Açıklamada, “ Yıllardır ülkemizde terörist faaliyetlerde bulunan örgüt üyelerinin ve yandaşlarının otobüs üzerinden halkı selamlamaya dek varan davranışlarının onaylanması mümkün değildir.” denilerek, Anayasasında Hukuk devleti olduğu yazılan bir ülkede hiç kimsenin terör örgütüne ve yandaşlarına kahraman muamelesi yapamayacağı belirtildi.

Açıklamada belirtilen ortak görüş şöyle: “Devletimizi oluşturan insanların bir arada ve eşit biçimde kardeşlik duygularıyla huzurlu ve güvenli bir ortamda yaşamlarını sürdürmeleri en büyük temennimizdir. Bunun sağlanması için Ulus bütünlüğümüzü bozmayacak biçimde adımlar atılması son derece önemlidir. Ancak Gelenlerin karşılanış şekilleri bu sırada yapılan konuşmalar atılan sloganlar bunların teslim olmak üzere değil örgütün keşif kolu olarak gönderildiklerini ortaya koymaktadır.
Burada eleştirilmesi gereken en önemli nokta Hukukun Üstünlüğü ve Yargı Bağımsızlığı ilkelerinin ihlal edilmiş olmasıdır.

Bu teslim olma teslim alma şovunda yaşananlar; en başta o hukuk devleti kurum ve kurallarını içine sindirmiş ve ona göre yaşam biçimi sürdüren vatandaşlarımıza saygısızlık, kanunlara aykırılık oluşturmuştur.
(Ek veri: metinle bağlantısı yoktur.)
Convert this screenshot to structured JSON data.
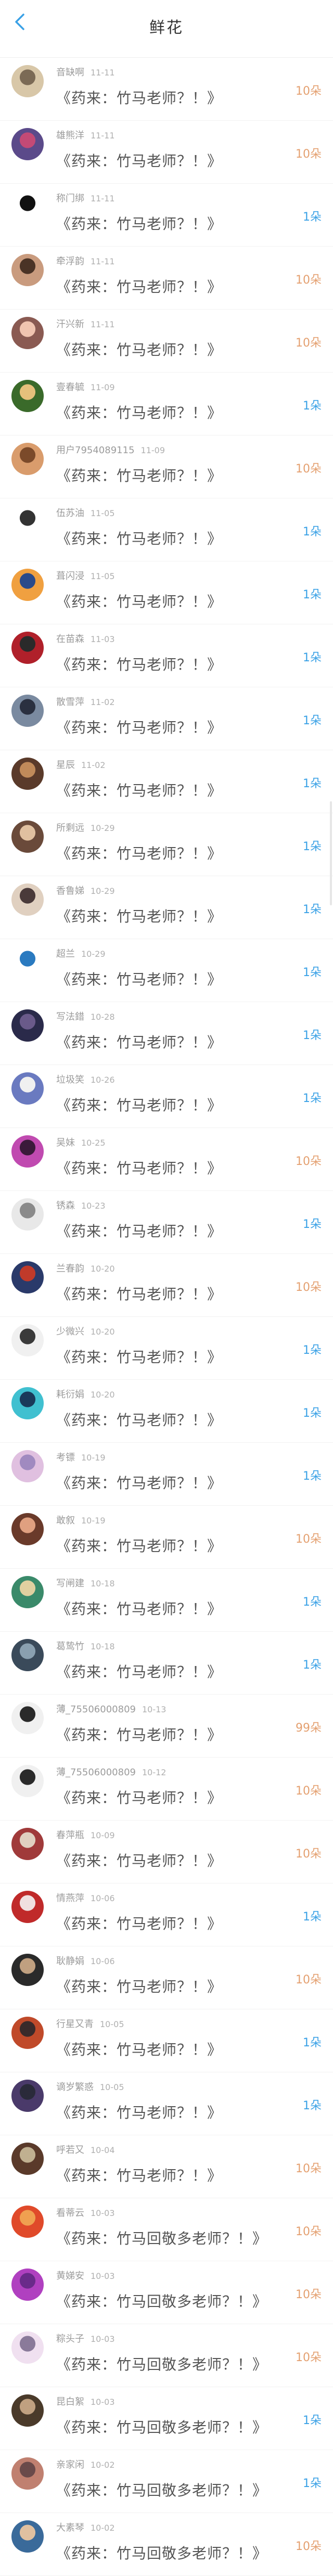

Unutulmamalıdır ki; sınırdan giriş yapan kişiler yine bu ülkeye, bu hukuk devletine ve bu ülkenin ceza yasası olan TCK da yer alan etkin pişmanlık düzenlemelerine güvenerek sınırı geçmişlerdir. Bu gerçek hiçbir zaman göz ardı edilmemelidir.

Teslim olan bölücü terör örgütü mensuplarının, TCK’nın 221 md sinde öngörüldüğü biçimde, "gönüllü olarak örgütten ayrılma" ve "pişmanlık’ ölçütlerini yerine getirmedikleri halde, serbest bırakılmaları, hukuken açıklanması gereken bir konu olarak karşımızda durmaktadır.

Gelen 34 kişinin sorgulanması sürecinde de açıkça hukuka aykırılıklar ve yargı bağımsızlığı ilkelerine gölge düşürecek davranışlar yaşandığı gözlemlenmekledir
Yargı kurumlarının görevlerini tam ve bağımsız bir şekilde yerine getirmeleri bir zorunluluktur Bu zorunluluk yalnızca herkesin kanun önünde eşit olduğunun yazıldığı Anayasa gereği değil, aynı zamanda Demokrasiye ve Yargıya olan güven ilkesinin de önemli bir koşuludur denildi.